Il dramma delle pmi, che rappresentano quasi il 90% del tessuto imprenditoriale italiano, pare sia il passaggio generazionale. Già David Lande nel Prometeo Liberato scriveva che la prima generazione crea, la seconda forse mantiene mentre la terza distrugge. Ci sono doti imprenditoriali che sono intrinseche alle persone e difficilmente replicabili. Spesso appartengono ai fondatori e quando essi se ne vanno si portano via le macerie di una azienda che non cresce senza di loro.
Nel 2010 Chantecler ha trasferito il quartier generale a Milano in via Gesù, nel cuore del quadrilatero della moda.
Oggi è presente in 160 multibrand selezionati in tutto il mondo. Dopo le aperture di monomarca a Cortina, Milano, e Tokyo, Chantecler ha portato il puro spirito di Capri anche a Singapore e in Kazakistan. Cosi l’alta gioielleria Made in Italy resiste alla crisi dei consumi e la maison, che quest’anno festeggia gli ottant’anni della Campanella, cerca nuovi spazi di espansione nei mercati internazionali, che oggi incidono per circa il 20% dei ricavi complessivi sensibili all’intramontabile fascino della dolce vita anni Cinquanta.
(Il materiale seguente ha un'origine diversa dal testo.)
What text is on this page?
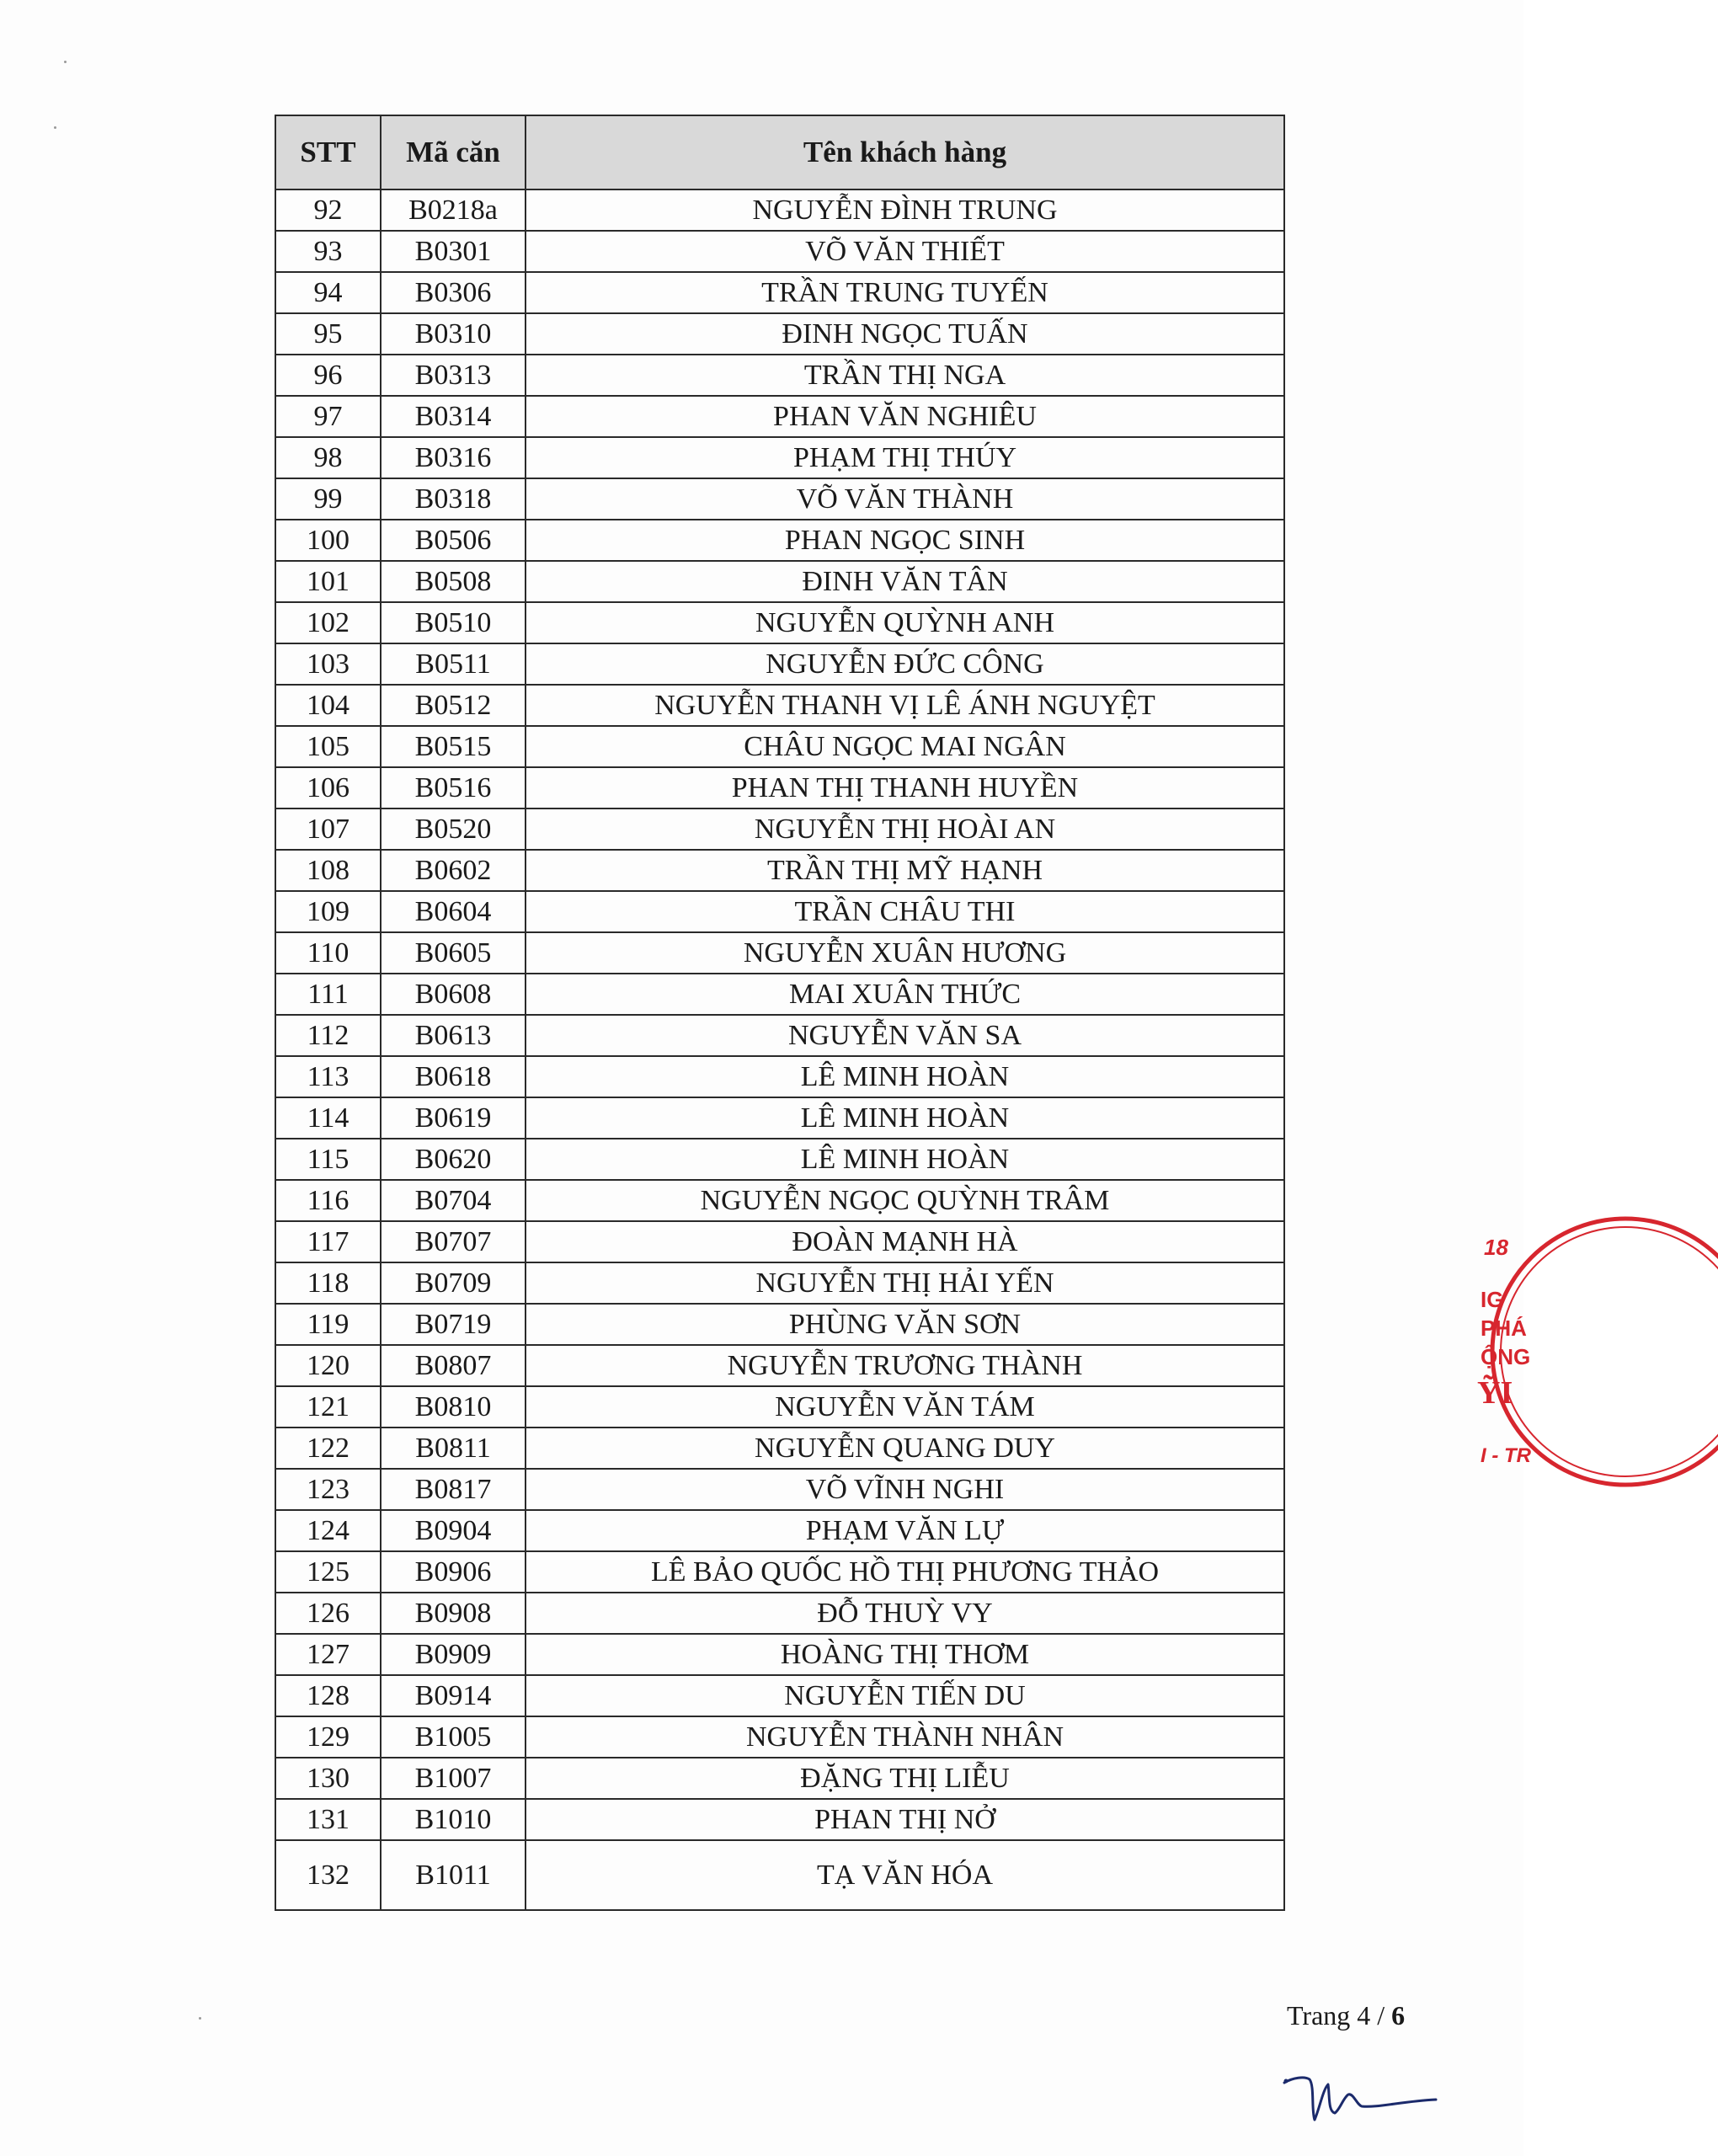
STT	Mã căn	Tên khách hàng
92	B0218a	NGUYỄN ĐÌNH TRUNG
93	B0301	VÕ VĂN THIẾT
94	B0306	TRẦN TRUNG TUYẾN
95	B0310	ĐINH NGỌC TUẤN
96	B0313	TRẦN THỊ NGA
97	B0314	PHAN VĂN NGHIÊU
98	B0316	PHẠM THỊ THÚY
99	B0318	VÕ VĂN THÀNH
100	B0506	PHAN NGỌC SINH
101	B0508	ĐINH VĂN TÂN
102	B0510	NGUYỄN QUỲNH ANH
103	B0511	NGUYỄN ĐỨC CÔNG
104	B0512	NGUYỄN THANH VỊ LÊ ÁNH NGUYỆT
105	B0515	CHÂU NGỌC MAI NGÂN
106	B0516	PHAN THỊ THANH HUYỀN
107	B0520	NGUYỄN THỊ HOÀI AN
108	B0602	TRẦN THỊ MỸ HẠNH
109	B0604	TRẦN CHÂU THI
110	B0605	NGUYỄN XUÂN HƯƠNG
111	B0608	MAI XUÂN THỨC
112	B0613	NGUYỄN VĂN SA
113	B0618	LÊ MINH HOÀN
114	B0619	LÊ MINH HOÀN
115	B0620	LÊ MINH HOÀN
116	B0704	NGUYỄN NGỌC QUỲNH TRÂM
117	B0707	ĐOÀN MẠNH HÀ
118	B0709	NGUYỄN THỊ HẢI YẾN
119	B0719	PHÙNG VĂN SƠN
120	B0807	NGUYỄN TRƯƠNG THÀNH
121	B0810	NGUYỄN VĂN TÁM
122	B0811	NGUYỄN QUANG DUY
123	B0817	VÕ VĨNH NGHI
124	B0904	PHẠM VĂN LỰ
125	B0906	LÊ BẢO QUỐC HỒ THỊ PHƯƠNG THẢO
126	B0908	ĐỖ THUỲ VY
127	B0909	HOÀNG THỊ THƠM
128	B0914	NGUYỄN TIẾN DU
129	B1005	NGUYỄN THÀNH NHÂN
130	B1007	ĐẶNG THỊ LIỄU
131	B1010	PHAN THỊ NỞ
132	B1011	TẠ VĂN HÓA
18
IG
PHÁ
ỘNG
ỸI
I - TR
Trang 4 / 6
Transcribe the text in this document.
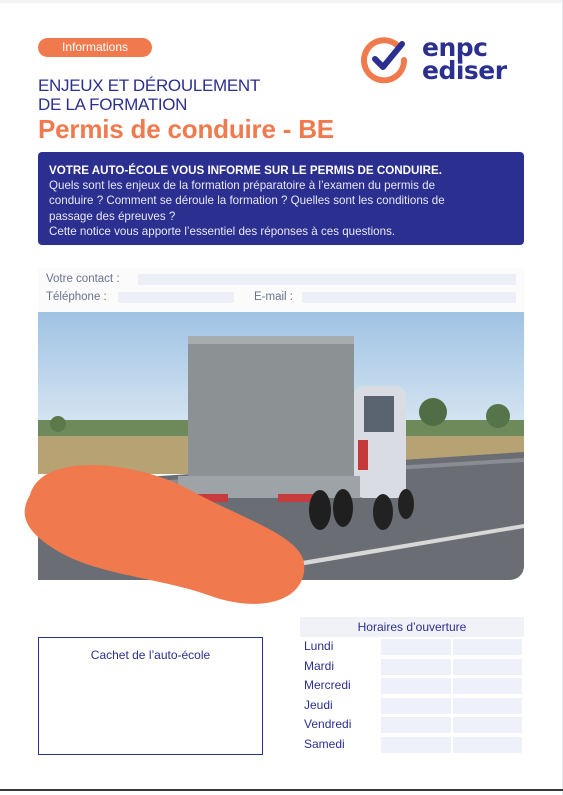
Informations	enpc
ediser
ENJEUX ET DÉROULEMENT
DE LA FORMATION
Permis de conduire - BE
VOTRE AUTO-ÉCOLE VOUS INFORME SUR LE PERMIS DE CONDUIRE.

Quels sont les enjeux de la formation préparatoire à l’examen du permis de

conduire ? Comment se déroule la formation ? Quelles sont les conditions de

passage des épreuves ?

Cette notice vous apporte l’essentiel des réponses à ces questions.

Votre contact :
Téléphone :	E-mail :
Cachet de l’auto-école
Horaires d’ouverture
Lundi
Mardi
Mercredi
Jeudi
Vendredi
Samedi
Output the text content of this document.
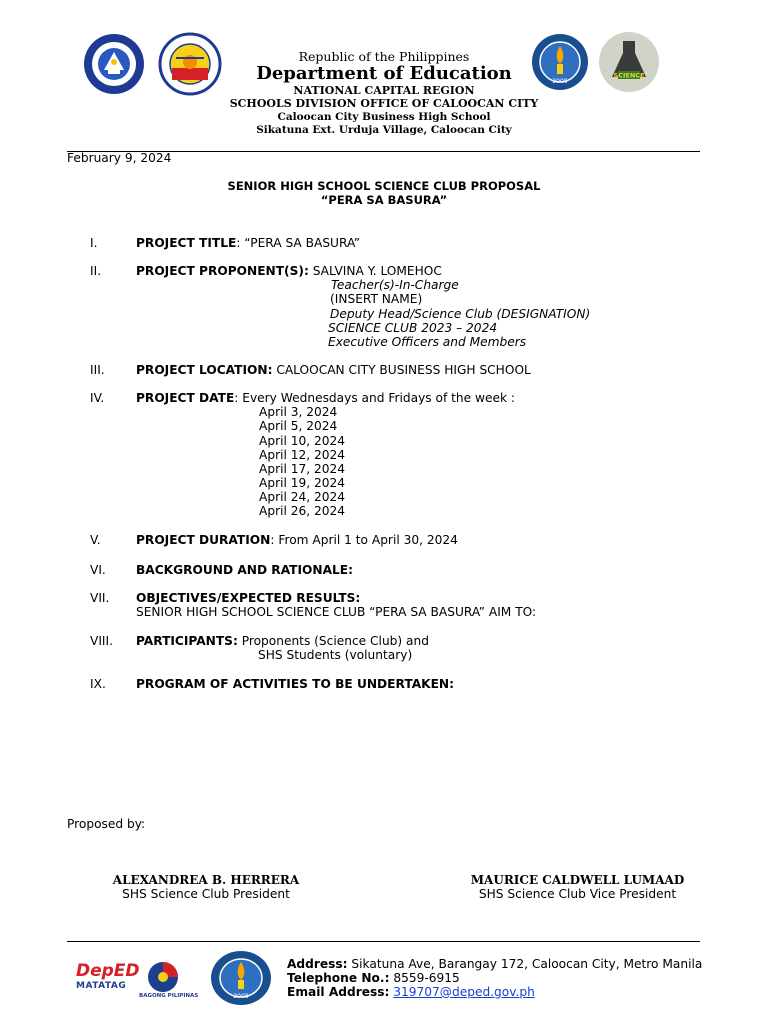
2008
SCIENCE
Republic of the Philippines
Department of Education
NATIONAL CAPITAL REGION
SCHOOLS DIVISION OFFICE OF CALOOCAN CITY
Caloocan City Business High School
Sikatuna Ext. Urduja Village, Caloocan City
February 9, 2024
SENIOR HIGH SCHOOL SCIENCE CLUB PROPOSAL
“PERA SA BASURA”
I.	PROJECT TITLE: “PERA SA BASURA”
II.	PROJECT PROPONENT(S): SALVINA Y. LOMEHOC
Teacher(s)-In-Charge
(INSERT NAME)
Deputy Head/Science Club (DESIGNATION)
SCIENCE CLUB 2023 – 2024
Executive Officers and Members
III.	PROJECT LOCATION: CALOOCAN CITY BUSINESS HIGH SCHOOL
IV.	PROJECT DATE: Every Wednesdays and Fridays of the week :
April 3, 2024
April 5, 2024
April 10, 2024
April 12, 2024
April 17, 2024
April 19, 2024
April 24, 2024
April 26, 2024
V.	PROJECT DURATION: From April 1 to April 30, 2024
VI. BACKGROUND AND RATIONALE:
VII. OBJECTIVES/EXPECTED RESULTS:
SENIOR HIGH SCHOOL SCIENCE CLUB “PERA SA BASURA” AIM TO:
VIII. PARTICIPANTS: Proponents (Science Club) and
SHS Students (voluntary)
IX. PROGRAM OF ACTIVITIES TO BE UNDERTAKEN:
Proposed by:
ALEXANDREA B. HERRERA
SHS Science Club President
MAURICE CALDWELL LUMAAD
SHS Science Club Vice President
DepED
MATATAG
BAGONG PILIPINAS	2008
Address: Sikatuna Ave, Barangay 172, Caloocan City, Metro Manila
Telephone No.: 8559-6915
Email Address: 319707@deped.gov.ph
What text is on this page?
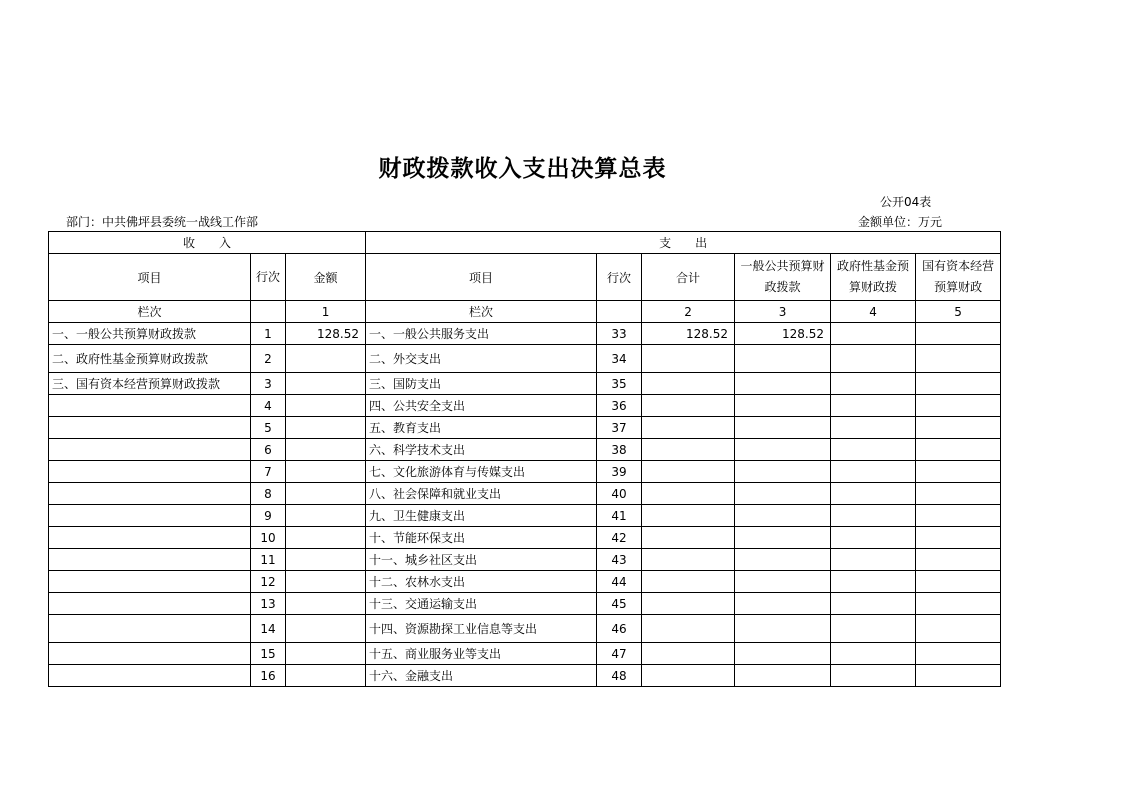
财政拨款收入支出决算总表
公开04表
部门：中共佛坪县委统一战线工作部	金额单位：万元
收　　入			支　　出					
项目	行次	金额	项目	行次	合计	一般公共预算财政拨款	政府性基金预算财政拨	国有资本经营预算财政
栏次		1	栏次		2	3	4	5
一、一般公共预算财政拨款	1	128.52	一、一般公共服务支出	33	128.52	128.52		
二、政府性基金预算财政拨款	2		二、外交支出	34				
三、国有资本经营预算财政拨款	3		三、国防支出	35				
	4		四、公共安全支出	36				
	5		五、教育支出	37				
	6		六、科学技术支出	38				
	7		七、文化旅游体育与传媒支出	39				
	8		八、社会保障和就业支出	40				
	9		九、卫生健康支出	41				
	10		十、节能环保支出	42				
	11		十一、城乡社区支出	43				
	12		十二、农林水支出	44				
	13		十三、交通运输支出	45				
	14		十四、资源勘探工业信息等支出	46				
	15		十五、商业服务业等支出	47				
	16		十六、金融支出	48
Certo la crisi del Mar Rosso e la guerra che coinvolge Israele e il Medio Oriente, molto presenti nel sistema di approvvigionamento e distribuzione dei preziosi, portano incertezze. Il trend di oro, argento e platino, in presenza di volatilità, possono destabilizzare il comparto.
Se sul 2024 si allungano dunque delle ombre, come sempre l’industria fa affidamento sull’intera capacità dei nostri imprenditori di far fronte e gestire la complessità.